The 29-year-old Meissner, whose younger brother, Mac, plays on the PGA Tour, didn’t always plan for a career in professional golf. Plagued by the putting yips while studying at Rice, he spent the fall of his senior year landing a consulting job with Accenture in Dallas. But that winter he tried one last putting experiment – ​​the right-hander took a left-handed putter and the putts started falling – and the decision got his game going again. He’s been putting from the other side ever since.

Meissner’s professional breakthrough came on the PGA Tour Latinoamerica in 2022, when he finished second three times to help lock his KFT card. Later that year, however, Meissner was playing a boxing match in a bar when a blow tore his ECU tendon, requiring surgery.

After his second wrist surgery last year, Meissner was unable to rush back like he did the first time. But he couldn’t afford to wait too long either. His surgery in mid-October was the same procedure as Jordan Spieth, who was absent from September to February.

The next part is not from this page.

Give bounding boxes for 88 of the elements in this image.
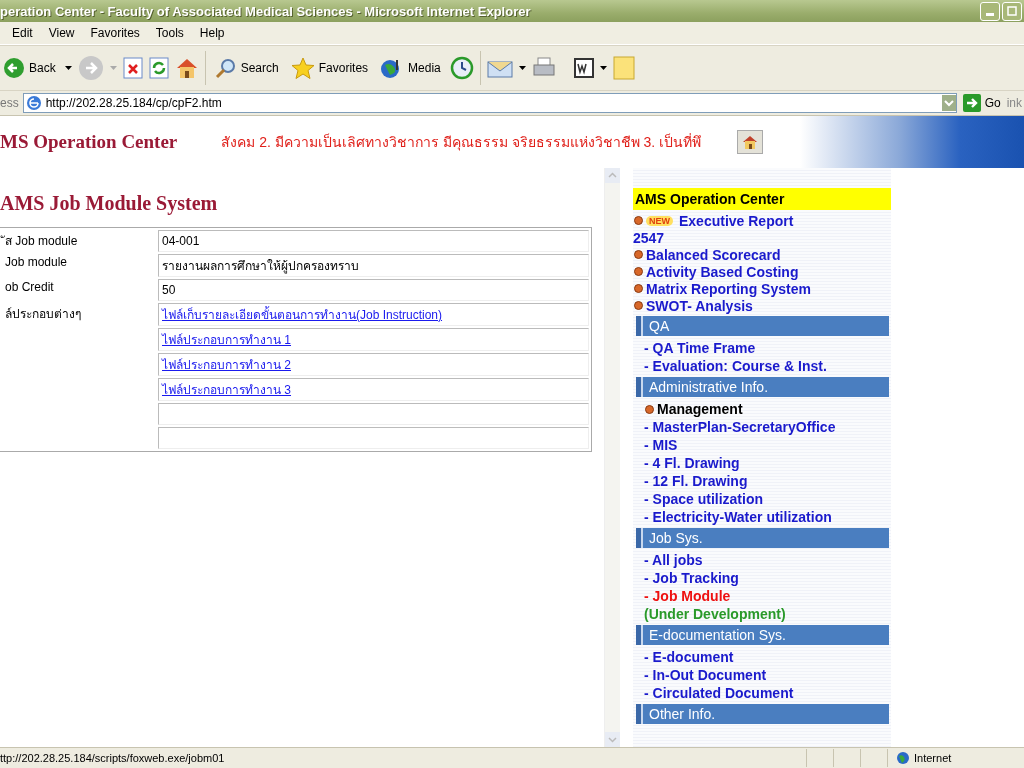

“If you’re in his position on the PGA Tour, you’re probably in a position where you can wait a little bit longer,” Meissner said. “If you’re on the Korn Ferry Tour and you’re not getting paid when you’re not playing, you kind of have to rush back a little bit.”

Not that Meissner didn’t speed things up cleverly. After his surgery, his mother brought him back home to San Antonio. They made a pit stop in Kansas City to see his sister perform in a ballet rendition of Alice in Wonderland; with Meissner on painkillers you could imagine the experience. A week later, he couldn’t fit his cast arm into his suit jacket for his cousin’s wedding, where he had to read a passage during the ceremony.

In December, Meissner hit waves, and when the KFT season started in January in the Bahamas, Meissner played it up and completed T-39. He followed with three consecutive finishes of T-11 or better to build a nice, early cushion in the standings.

In July, Meissner was among KFT professionals who pledged money for every bird made to victims of the devastating floods in Kerrville, Texas. Meissner grew up and worked at Laity Lodge, a Christian camp less than an hour from Camp Mystic, where 27 campers and counselors died in the floods. While finishing in ninth place at the NV5 Invitational, his final tournament of the hopefuls, Meissner birdied the final hole to end the week with 25 birdies and an eagle (27 shots won). The event also ended on July 27.

“That was pretty poetic,” said Meissner, who still wears a green ribbon on his hat in honor of the lives lost. “That was one of the first times that something so worldly and very tragic happened that really affected me. I was really devastated.”

Meissner hasn’t finished better than T-22 since that tournament, missing three of six cuts. He’s had to rely more on the putter as his usually elite ball striking and distance control have diminished.

While he has fallen from No. 11 in points at the start of August to now just outside the bubble, Meissner will also be leaning on his confidence.

If he should be on the PGA Tour in 2026, he will be.

But he will be grateful regardless of the outcome on Sunday.